I crouched down, painting over what was left of the orange flames with red paint. In my mind, the cans hummed in perfect harmony. When a nearby twig snapped, we froze. The fast-approaching footsteps wouldn’t allow time to hide our cans. I didn’t know whether to laugh or cry. Laura lost all color in her face. I had the strong urge to say I told you so, because then she’d see my superstition isn’t crazy, just unexplainable. The footsteps neared us, and we held our breath. A large doe peeked her head around the corner, munching on leaves. She was close enough for us to worry what she might do. Were we trespassing on her turf? With no trace of fear or annoyance, she stood there a minute, staring at us, sizing us up. After looking at the open backpacks and our lopsided, almost-finished mandala, she turned around and wandered away to let us be.

We couldn’t stop laughing when she left.

 I don’t think you get to hassle me about street cred, I said. All I’m saying is that someone looked like a deer-in-headlights just now, and it wasn’t the deer.

We couldn’t wait to tell our friends.

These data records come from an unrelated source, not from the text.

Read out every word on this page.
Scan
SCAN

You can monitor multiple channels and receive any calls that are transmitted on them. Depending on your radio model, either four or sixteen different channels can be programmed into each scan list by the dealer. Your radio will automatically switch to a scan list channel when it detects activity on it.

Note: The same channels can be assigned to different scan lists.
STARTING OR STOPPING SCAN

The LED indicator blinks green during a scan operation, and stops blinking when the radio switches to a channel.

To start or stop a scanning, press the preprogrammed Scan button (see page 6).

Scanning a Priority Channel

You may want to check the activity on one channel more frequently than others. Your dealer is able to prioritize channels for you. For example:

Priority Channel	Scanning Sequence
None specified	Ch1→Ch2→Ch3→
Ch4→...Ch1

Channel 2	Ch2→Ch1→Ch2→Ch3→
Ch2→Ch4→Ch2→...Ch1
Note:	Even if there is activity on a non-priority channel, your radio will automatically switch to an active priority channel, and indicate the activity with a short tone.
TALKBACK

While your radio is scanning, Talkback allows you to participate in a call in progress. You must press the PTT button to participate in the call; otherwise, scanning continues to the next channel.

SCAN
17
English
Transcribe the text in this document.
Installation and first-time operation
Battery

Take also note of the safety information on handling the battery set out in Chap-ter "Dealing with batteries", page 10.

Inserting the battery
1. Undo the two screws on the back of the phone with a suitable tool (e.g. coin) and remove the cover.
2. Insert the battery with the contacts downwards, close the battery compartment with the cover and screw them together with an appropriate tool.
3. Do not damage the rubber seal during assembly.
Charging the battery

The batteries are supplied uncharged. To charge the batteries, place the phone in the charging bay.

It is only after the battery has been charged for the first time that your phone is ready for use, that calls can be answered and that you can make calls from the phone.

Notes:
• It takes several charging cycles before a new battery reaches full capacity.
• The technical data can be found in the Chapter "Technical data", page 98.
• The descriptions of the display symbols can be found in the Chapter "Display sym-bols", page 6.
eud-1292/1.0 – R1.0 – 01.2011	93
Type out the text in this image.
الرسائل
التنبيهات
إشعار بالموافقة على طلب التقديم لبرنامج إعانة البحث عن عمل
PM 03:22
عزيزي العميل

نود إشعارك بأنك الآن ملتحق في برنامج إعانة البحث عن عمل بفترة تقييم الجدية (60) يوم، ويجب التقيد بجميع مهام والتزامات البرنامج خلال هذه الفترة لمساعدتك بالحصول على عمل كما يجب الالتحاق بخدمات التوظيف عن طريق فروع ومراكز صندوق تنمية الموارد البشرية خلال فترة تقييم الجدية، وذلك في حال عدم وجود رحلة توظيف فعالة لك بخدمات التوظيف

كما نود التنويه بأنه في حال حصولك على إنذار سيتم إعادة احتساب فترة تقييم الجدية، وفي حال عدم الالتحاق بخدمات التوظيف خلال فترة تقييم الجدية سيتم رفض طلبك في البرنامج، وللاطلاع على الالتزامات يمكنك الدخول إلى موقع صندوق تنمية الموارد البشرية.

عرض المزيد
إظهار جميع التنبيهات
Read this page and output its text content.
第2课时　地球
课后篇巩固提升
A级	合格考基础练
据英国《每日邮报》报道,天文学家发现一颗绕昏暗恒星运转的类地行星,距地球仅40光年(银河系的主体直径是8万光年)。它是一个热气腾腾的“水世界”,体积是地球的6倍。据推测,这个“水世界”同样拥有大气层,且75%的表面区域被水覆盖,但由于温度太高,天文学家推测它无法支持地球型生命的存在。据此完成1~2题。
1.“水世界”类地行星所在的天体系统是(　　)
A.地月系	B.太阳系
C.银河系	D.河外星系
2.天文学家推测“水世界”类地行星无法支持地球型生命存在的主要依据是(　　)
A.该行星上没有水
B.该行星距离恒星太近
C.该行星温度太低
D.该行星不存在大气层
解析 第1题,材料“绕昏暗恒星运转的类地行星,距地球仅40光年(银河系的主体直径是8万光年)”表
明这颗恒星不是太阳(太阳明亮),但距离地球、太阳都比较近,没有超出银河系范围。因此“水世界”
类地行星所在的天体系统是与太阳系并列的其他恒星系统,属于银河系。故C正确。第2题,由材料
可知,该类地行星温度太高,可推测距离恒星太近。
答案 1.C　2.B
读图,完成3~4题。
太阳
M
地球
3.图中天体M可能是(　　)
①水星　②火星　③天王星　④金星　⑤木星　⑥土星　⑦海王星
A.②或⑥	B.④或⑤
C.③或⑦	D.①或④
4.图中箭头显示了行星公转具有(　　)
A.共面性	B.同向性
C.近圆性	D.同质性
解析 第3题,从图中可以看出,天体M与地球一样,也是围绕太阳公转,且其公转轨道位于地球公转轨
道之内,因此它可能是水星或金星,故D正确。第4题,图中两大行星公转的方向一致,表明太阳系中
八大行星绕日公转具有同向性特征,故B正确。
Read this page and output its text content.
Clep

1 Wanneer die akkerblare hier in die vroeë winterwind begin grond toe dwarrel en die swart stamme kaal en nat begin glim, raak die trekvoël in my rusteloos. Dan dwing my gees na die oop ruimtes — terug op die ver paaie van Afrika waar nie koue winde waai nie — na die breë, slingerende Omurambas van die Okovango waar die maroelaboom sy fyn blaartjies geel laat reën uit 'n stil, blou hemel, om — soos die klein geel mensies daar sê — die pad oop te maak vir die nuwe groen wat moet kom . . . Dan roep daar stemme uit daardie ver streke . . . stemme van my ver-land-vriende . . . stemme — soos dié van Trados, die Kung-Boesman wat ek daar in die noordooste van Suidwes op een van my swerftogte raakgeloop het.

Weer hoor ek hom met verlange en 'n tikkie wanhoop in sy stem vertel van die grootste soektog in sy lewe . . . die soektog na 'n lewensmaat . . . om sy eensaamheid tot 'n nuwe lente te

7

We expected them to be equally amazed, because what are the odds that we’d have such an intimate encounter with an amicable creature while painting a peace symbol over one of hate? Our friends seemed unimpressed. They said ordinary things like: Cool or Awesome and not extraordinary things like: Unbelievable or Holy. Laura and I both have reputations for being skeptics in our shared social circle. Because of this, I’d expected someone else to take the leap and suggest the deer could mean something beyond coincidence. Part of me did want the doe to be a sacred symbol or validation of my new life, but I was most comfortable in a world of intellectualism, the kind that dismissed anything ineffable. When none of our friends brought up the possibility of the deer carrying deeper meaning, Laura and I settled for calling it weird timing. Still, more than seven years later, my gut turns anytime I write or speak of it.